Major League Baseball is considering a rule change that cord cutters can cheer. After years of relying on traditional distribution of local games via cable and satellite (plus, to a limited extent, over-the-top streaming), MLB is now urging its regional sports networks to explore direct-to-customer possibilities for local fans.

“What we’re trying to do now is work with those RSNs to figure out what type of structure would make sense for an over-the-top product that may not require authentication,” said MLB’s chief operations and strategy officer Chris Marinak in a “Producing OTT Sports Content” keynote interview I led at the Stream TV Sports Summit.

As in, instead of asking online viewers to authenticate themselves with login credentials for a TV service already carrying a regional sports network’s programming, the RSN would sell service direct to those fans.

Marinak earlier hinted at this possibility in an answer at MLB’s March 17 media preview event: “We are speaking with all the distributors about ways to make a direct sports offering available to consumers in that market.”

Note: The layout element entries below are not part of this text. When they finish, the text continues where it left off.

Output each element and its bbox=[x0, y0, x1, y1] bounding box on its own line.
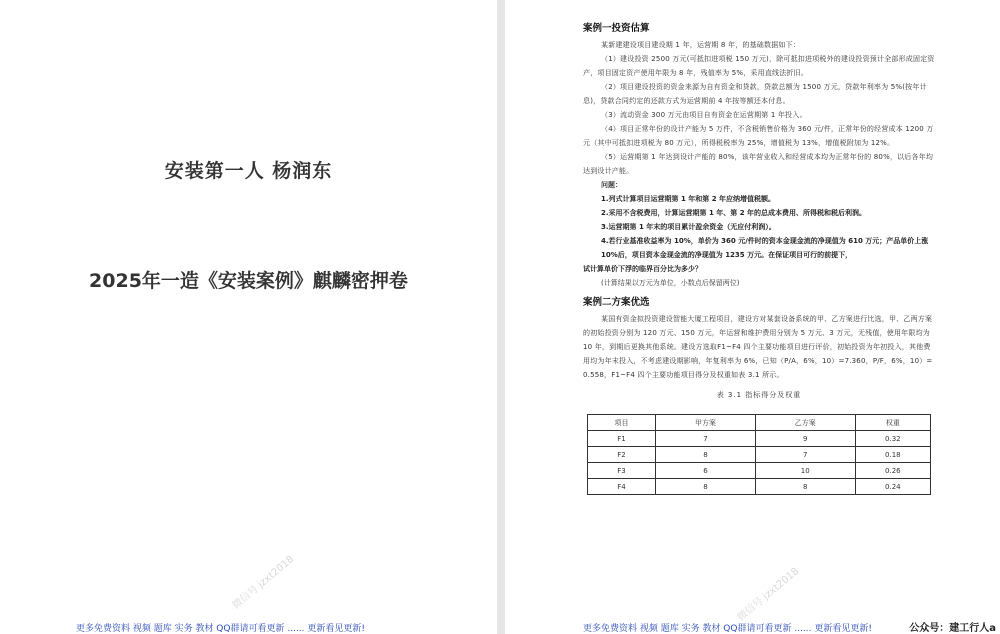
case1-item: （1）建设投资 2500 万元(可抵扣进项税 150 万元)，除可抵扣进项税外的建设投资预计全部形成固定资产，项目固定资产使用年限为 8 年，残值率为 5%，采用直线法折旧。 bbox=[583, 55, 935, 77]
question-item: 2.采用不含税费用，计算运营期第 1 年、第 2 年的总成本费用、所得税和税后利润。 bbox=[601, 209, 867, 217]
table-cell: 6 bbox=[656, 463, 756, 479]
table-cell: 10 bbox=[755, 463, 855, 479]
table-cell: F2 bbox=[588, 447, 656, 463]
content-footer-link[interactable]: 更多免费资料 视频 题库 实务 教材 QQ群请可看更新 ...... 更新看见更新! bbox=[583, 624, 872, 634]
case1-heading: 案例一投资估算 bbox=[583, 23, 650, 34]
table-row bbox=[588, 463, 931, 479]
table-cell: 8 bbox=[755, 479, 855, 495]
case1-item: （3）流动资金 300 万元由项目自有资金在运营期第 1 年投入。 bbox=[601, 111, 807, 119]
table-header-row bbox=[588, 415, 931, 431]
question-item: 1.列式计算项目运营期第 1 年和第 2 年应纳增值税额。 bbox=[601, 195, 776, 203]
question-item-continued: 试计算单价下浮的临界百分比为多少？ bbox=[583, 265, 702, 273]
table-cell: 7 bbox=[755, 447, 855, 463]
table-cell: 8 bbox=[656, 479, 756, 495]
content-page bbox=[505, 0, 1000, 634]
content-body bbox=[583, 22, 935, 495]
question-item: 4.若行业基准收益率为 10%，单价为 360 元/件时的资本金现金流的净现值为 610 万元；产品单价上涨 10%后，项目资本金现金流的净现值为 1235 万元。在保证项目可行的前提下， bbox=[601, 237, 929, 259]
cover-page bbox=[0, 0, 497, 634]
question-item: 3.运营期第 1 年末的项目累计盈余资金（无应付利润）。 bbox=[601, 223, 776, 231]
table-row bbox=[588, 431, 931, 447]
cover-footer-link[interactable]: 更多免费资料 视频 题库 实务 教材 QQ群请可看更新 ...... 更新看见更新! bbox=[76, 624, 365, 634]
table-cell: 7 bbox=[656, 431, 756, 447]
table-header-cell: 权重 bbox=[855, 415, 930, 431]
table-row bbox=[588, 479, 931, 495]
case1-item: （2）项目建设投资的资金来源为自有资金和贷款，贷款总额为 1500 万元，贷款年利率为 5%(按年计息)，贷款合同约定的还款方式为运营期前 4 年按等额还本付息。 bbox=[583, 83, 927, 105]
table-cell: F4 bbox=[588, 479, 656, 495]
table-row bbox=[588, 447, 931, 463]
table-caption: 表 3.1 指标得分及权重 bbox=[716, 391, 802, 399]
table-cell: 8 bbox=[656, 447, 756, 463]
score-table bbox=[587, 414, 931, 495]
calc-note: (计算结果以万元为单位，小数点后保留两位) bbox=[601, 279, 740, 287]
case2-paragraph: 某国有资金拟投资建设智能大厦工程项目，建设方对某套设备系统的甲、乙方案进行比选，甲、乙两方案的初始投资分别为 120 万元、150 万元，年运营和维护费用分别为 5 万元、3 万元，无残值，使用年限均为 10 年，到期后更换其他系统。建设方选取F1~F4 四个主要功能项目进行评价，初始投资为年初投入，其他费用均为年末投入，不考虑建设期影响，年复利率为 6%，已知（P/A，6%，10）=7.360，P/F，6%，10）=0.558，F1~F4 四个主要功能项目得分及权重如表 3.1 所示。 bbox=[583, 315, 933, 379]
case1-item: （5）运营期第 1 年达到设计产能的 80%，该年营业收入和经营成本均为正常年份的 80%，以后各年均达到设计产能。 bbox=[583, 153, 934, 175]
question-label: 问题： bbox=[601, 181, 622, 189]
watermark: 微信号 jzxt2018 bbox=[230, 553, 297, 612]
case1-intro: 某新建建设项目建设期 1 年，运营期 8 年，的基础数据如下： bbox=[601, 41, 801, 49]
public-account-label: 公众号：建工行人a bbox=[907, 619, 998, 634]
table-cell: 0.24 bbox=[855, 479, 930, 495]
case1-item: （4）项目正常年份的设计产能为 5 万件，不含税销售价格为 360 元/件，正常年份的经营成本 1200 万元（其中可抵扣进项税为 80 万元），所得税税率为 25%，增值税为 13%，增值税附加为 12%。 bbox=[583, 125, 934, 147]
case2-heading: 案例二方案优选 bbox=[583, 297, 650, 308]
table-cell: F3 bbox=[588, 463, 656, 479]
table-cell: 0.18 bbox=[855, 447, 930, 463]
table-header-cell: 乙方案 bbox=[755, 415, 855, 431]
cover-author: 安装第一人 杨润东 bbox=[164, 160, 333, 182]
table-header-cell: 项目 bbox=[588, 415, 656, 431]
table-cell: 9 bbox=[755, 431, 855, 447]
table-cell: F1 bbox=[588, 431, 656, 447]
watermark: 微信号 jzxt2018 bbox=[735, 565, 802, 624]
table-cell: 0.32 bbox=[855, 431, 930, 447]
cover-title: 2025年一造《安装案例》麒麟密押卷 bbox=[89, 270, 408, 292]
table-header-cell: 甲方案 bbox=[656, 415, 756, 431]
table-cell: 0.26 bbox=[855, 463, 930, 479]
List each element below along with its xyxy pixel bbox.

That followed years of cord cutting chipping away at cable and satellite subscriber bases. And while linear streaming services welcomed baseball RSNs to an unprecedented degree in 2019, the fall of 2020 saw Hulu and YouTube TV dump dozens of them—leaving 22 baseball RSNs available online this year only on one OTT offering, the $85 tier at AT&T TV.

In the summit interview, Marinak didn’t describe what a DTC offering might look like, saying “There’s no blueprint for that right now.”

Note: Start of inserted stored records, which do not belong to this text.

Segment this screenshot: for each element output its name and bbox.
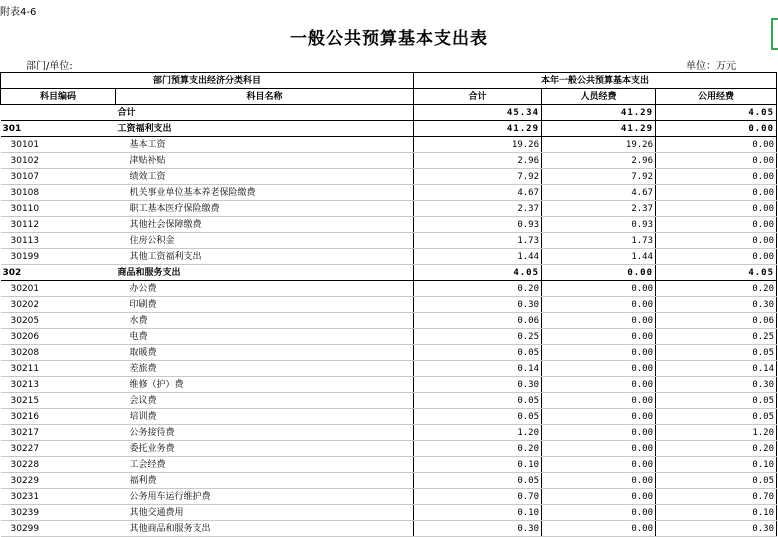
cell-public: 0.00 xyxy=(656,233,777,249)
cell-code: 30202 xyxy=(1,297,116,313)
expenditure-table xyxy=(0,72,777,537)
department-label: 部门/单位: xyxy=(26,61,73,72)
cell-name: 绩效工资 xyxy=(116,169,414,185)
cell-public: 0.00 xyxy=(656,121,777,137)
cell-personnel: 0.00 xyxy=(542,329,656,345)
cell-public: 0.00 xyxy=(656,201,777,217)
table-row xyxy=(1,473,777,489)
cell-name: 其他交通费用 xyxy=(116,505,414,521)
cell-code xyxy=(1,105,116,121)
cell-code: 30217 xyxy=(1,425,116,441)
cell-total: 1.73 xyxy=(414,233,542,249)
cell-name: 印刷费 xyxy=(116,297,414,313)
cell-code: 30206 xyxy=(1,329,116,345)
cell-personnel: 0.93 xyxy=(542,217,656,233)
cell-personnel: 0.00 xyxy=(542,521,656,537)
page-title: 一般公共预算基本支出表 xyxy=(290,29,488,49)
cell-name: 差旅费 xyxy=(116,361,414,377)
cell-total: 1.44 xyxy=(414,249,542,265)
header-personnel: 人员经费 xyxy=(542,89,656,105)
cell-name: 会议费 xyxy=(116,393,414,409)
table-row xyxy=(1,217,777,233)
table-row xyxy=(1,233,777,249)
cell-code: 30113 xyxy=(1,233,116,249)
header-group-right: 本年一般公共预算基本支出 xyxy=(414,73,777,89)
cell-code: 30213 xyxy=(1,377,116,393)
cell-personnel: 0.00 xyxy=(542,441,656,457)
cell-code: 30101 xyxy=(1,137,116,153)
table-row xyxy=(1,249,777,265)
cell-public: 0.05 xyxy=(656,393,777,409)
table-row xyxy=(1,457,777,473)
header-group-left: 部门预算支出经济分类科目 xyxy=(1,73,414,89)
cell-name: 公务用车运行维护费 xyxy=(116,489,414,505)
cell-public: 0.05 xyxy=(656,345,777,361)
table-row xyxy=(1,297,777,313)
table-row xyxy=(1,185,777,201)
table-row xyxy=(1,425,777,441)
cell-public: 0.14 xyxy=(656,361,777,377)
cell-name: 住房公积金 xyxy=(116,233,414,249)
table-body xyxy=(1,105,777,537)
cell-total: 0.70 xyxy=(414,489,542,505)
cell-personnel: 0.00 xyxy=(542,505,656,521)
cell-total: 0.05 xyxy=(414,393,542,409)
header-public: 公用经费 xyxy=(656,89,777,105)
table-row xyxy=(1,361,777,377)
table-row xyxy=(1,169,777,185)
cell-code: 301 xyxy=(1,121,116,137)
cell-total: 2.96 xyxy=(414,153,542,169)
cell-personnel: 0.00 xyxy=(542,409,656,425)
cell-name: 商品和服务支出 xyxy=(116,265,414,281)
cell-selection-marker xyxy=(771,18,778,50)
cell-total: 0.06 xyxy=(414,313,542,329)
cell-personnel: 41.29 xyxy=(542,105,656,121)
cell-name: 培训费 xyxy=(116,409,414,425)
cell-total: 0.30 xyxy=(414,297,542,313)
cell-code: 30299 xyxy=(1,521,116,537)
header-total: 合计 xyxy=(414,89,542,105)
table-row xyxy=(1,441,777,457)
cell-public: 0.10 xyxy=(656,457,777,473)
cell-name: 维修（护）费 xyxy=(116,377,414,393)
cell-total: 0.30 xyxy=(414,377,542,393)
cell-code: 30112 xyxy=(1,217,116,233)
cell-personnel: 0.00 xyxy=(542,489,656,505)
cell-total: 4.05 xyxy=(414,265,542,281)
table-row xyxy=(1,137,777,153)
cell-name: 基本工资 xyxy=(116,137,414,153)
table-row xyxy=(1,105,777,121)
cell-code: 30102 xyxy=(1,153,116,169)
cell-code: 30215 xyxy=(1,393,116,409)
cell-public: 0.05 xyxy=(656,473,777,489)
cell-personnel: 19.26 xyxy=(542,137,656,153)
cell-personnel: 7.92 xyxy=(542,169,656,185)
cell-code: 30199 xyxy=(1,249,116,265)
cell-code: 30228 xyxy=(1,457,116,473)
table-row xyxy=(1,281,777,297)
cell-total: 19.26 xyxy=(414,137,542,153)
cell-public: 0.00 xyxy=(656,153,777,169)
cell-personnel: 0.00 xyxy=(542,345,656,361)
table-row xyxy=(1,521,777,537)
cell-name: 委托业务费 xyxy=(116,441,414,457)
cell-public: 0.00 xyxy=(656,169,777,185)
cell-total: 7.92 xyxy=(414,169,542,185)
cell-name: 工会经费 xyxy=(116,457,414,473)
cell-public: 4.05 xyxy=(656,105,777,121)
table-row xyxy=(1,153,777,169)
cell-code: 30208 xyxy=(1,345,116,361)
cell-code: 30108 xyxy=(1,185,116,201)
cell-code: 30216 xyxy=(1,409,116,425)
cell-public: 0.30 xyxy=(656,297,777,313)
cell-personnel: 0.00 xyxy=(542,361,656,377)
cell-name: 电费 xyxy=(116,329,414,345)
cell-name: 取暖费 xyxy=(116,345,414,361)
header-code: 科目编码 xyxy=(1,89,116,105)
cell-public: 4.05 xyxy=(656,265,777,281)
table-row xyxy=(1,505,777,521)
cell-public: 0.30 xyxy=(656,521,777,537)
cell-personnel: 0.00 xyxy=(542,425,656,441)
cell-code: 30231 xyxy=(1,489,116,505)
cell-total: 0.14 xyxy=(414,361,542,377)
cell-name: 福利费 xyxy=(116,473,414,489)
cell-public: 0.05 xyxy=(656,409,777,425)
cell-personnel: 0.00 xyxy=(542,393,656,409)
table-row xyxy=(1,121,777,137)
cell-public: 0.00 xyxy=(656,137,777,153)
cell-total: 0.05 xyxy=(414,345,542,361)
attachment-label: 附表4-6 xyxy=(0,7,37,18)
cell-total: 0.25 xyxy=(414,329,542,345)
cell-personnel: 0.00 xyxy=(542,265,656,281)
cell-total: 0.93 xyxy=(414,217,542,233)
header-name: 科目名称 xyxy=(116,89,414,105)
table-row xyxy=(1,329,777,345)
cell-name: 职工基本医疗保险缴费 xyxy=(116,201,414,217)
cell-personnel: 1.44 xyxy=(542,249,656,265)
cell-personnel: 41.29 xyxy=(542,121,656,137)
cell-public: 0.20 xyxy=(656,441,777,457)
cell-name: 办公费 xyxy=(116,281,414,297)
cell-code: 30107 xyxy=(1,169,116,185)
cell-public: 0.10 xyxy=(656,505,777,521)
cell-total: 41.29 xyxy=(414,121,542,137)
cell-public: 0.30 xyxy=(656,377,777,393)
cell-personnel: 1.73 xyxy=(542,233,656,249)
table-row xyxy=(1,489,777,505)
cell-name: 其他社会保障缴费 xyxy=(116,217,414,233)
cell-code: 30239 xyxy=(1,505,116,521)
cell-personnel: 0.00 xyxy=(542,377,656,393)
cell-name: 津贴补贴 xyxy=(116,153,414,169)
cell-total: 4.67 xyxy=(414,185,542,201)
cell-personnel: 0.00 xyxy=(542,473,656,489)
cell-personnel: 0.00 xyxy=(542,313,656,329)
cell-total: 0.30 xyxy=(414,521,542,537)
cell-total: 1.20 xyxy=(414,425,542,441)
cell-total: 0.10 xyxy=(414,505,542,521)
cell-code: 30205 xyxy=(1,313,116,329)
cell-personnel: 2.37 xyxy=(542,201,656,217)
cell-total: 0.20 xyxy=(414,281,542,297)
cell-code: 30229 xyxy=(1,473,116,489)
cell-code: 30211 xyxy=(1,361,116,377)
cell-total: 0.05 xyxy=(414,409,542,425)
table-row xyxy=(1,409,777,425)
cell-name: 工资福利支出 xyxy=(116,121,414,137)
cell-public: 0.70 xyxy=(656,489,777,505)
cell-public: 0.00 xyxy=(656,249,777,265)
cell-code: 302 xyxy=(1,265,116,281)
cell-public: 0.20 xyxy=(656,281,777,297)
cell-public: 0.00 xyxy=(656,185,777,201)
cell-name: 机关事业单位基本养老保险缴费 xyxy=(116,185,414,201)
cell-public: 0.06 xyxy=(656,313,777,329)
table-row xyxy=(1,393,777,409)
cell-personnel: 0.00 xyxy=(542,281,656,297)
cell-name: 其他商品和服务支出 xyxy=(116,521,414,537)
cell-total: 0.20 xyxy=(414,441,542,457)
table-row xyxy=(1,313,777,329)
cell-total: 0.05 xyxy=(414,473,542,489)
cell-public: 1.20 xyxy=(656,425,777,441)
cell-total: 45.34 xyxy=(414,105,542,121)
cell-name: 公务接待费 xyxy=(116,425,414,441)
cell-code: 30227 xyxy=(1,441,116,457)
cell-code: 30110 xyxy=(1,201,116,217)
unit-label: 单位：万元 xyxy=(686,61,736,72)
cell-total: 0.10 xyxy=(414,457,542,473)
cell-code: 30201 xyxy=(1,281,116,297)
cell-personnel: 0.00 xyxy=(542,297,656,313)
cell-name: 合计 xyxy=(116,105,414,121)
cell-total: 2.37 xyxy=(414,201,542,217)
table-row xyxy=(1,201,777,217)
table-row xyxy=(1,265,777,281)
table-row xyxy=(1,345,777,361)
cell-name: 其他工资福利支出 xyxy=(116,249,414,265)
cell-name: 水费 xyxy=(116,313,414,329)
cell-public: 0.25 xyxy=(656,329,777,345)
cell-personnel: 2.96 xyxy=(542,153,656,169)
cell-public: 0.00 xyxy=(656,217,777,233)
table-row xyxy=(1,377,777,393)
cell-personnel: 0.00 xyxy=(542,457,656,473)
cell-personnel: 4.67 xyxy=(542,185,656,201)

(I reminded him that MLB dropped regional blackouts for Washington Nationals games during the team’s first year in D.C. because the Mid-Atlantic Sports Network had almost zero distribution then. The Toronto Blue Jays’ SportsNet Now SVOD service could provide another template.)

Marinak added that rights negotiations will be particularly tricky due to all the parties involved, as well as MLB’s interest in retaining overall control over where live game footage plays.

So direct-to-customer streaming looks at best like a 2022 prospect.

In many other ways, however, his talk showed how much MLB has pivoted from old notions of where online video would fit.

Take Film Room, the extensively-searchable library of clips that MLB debuted last year—with sharing tools included, a distinct contrast to earlier MLB video efforts.

“We weren’t that interested in having fans and consumers taking our content and posting it in different places,” Marinak said. “We’ve basically done a 180.”

By letting fans mash up their own highlight reels from clips they pick out with such criteria as player, location, inning and type of play, Film Room also lets MLB benefit from its fans’ interest and creativity.

“We have a limited editorial group,” he said. “We can only create so many highlight reels.”

And while Film Room is still evolving—answering a question about the lack of a “walkoff” tag, Marinak said the machine-learning algorithms behind its search have yet to recognize a game-winning hit—it’s also yielding a little marketing upside to MLB.

“It gives you like a real-time lens into what players are popular,” he said of video searches. “If you look at something like jersey sales, there’s a little bit of lag.”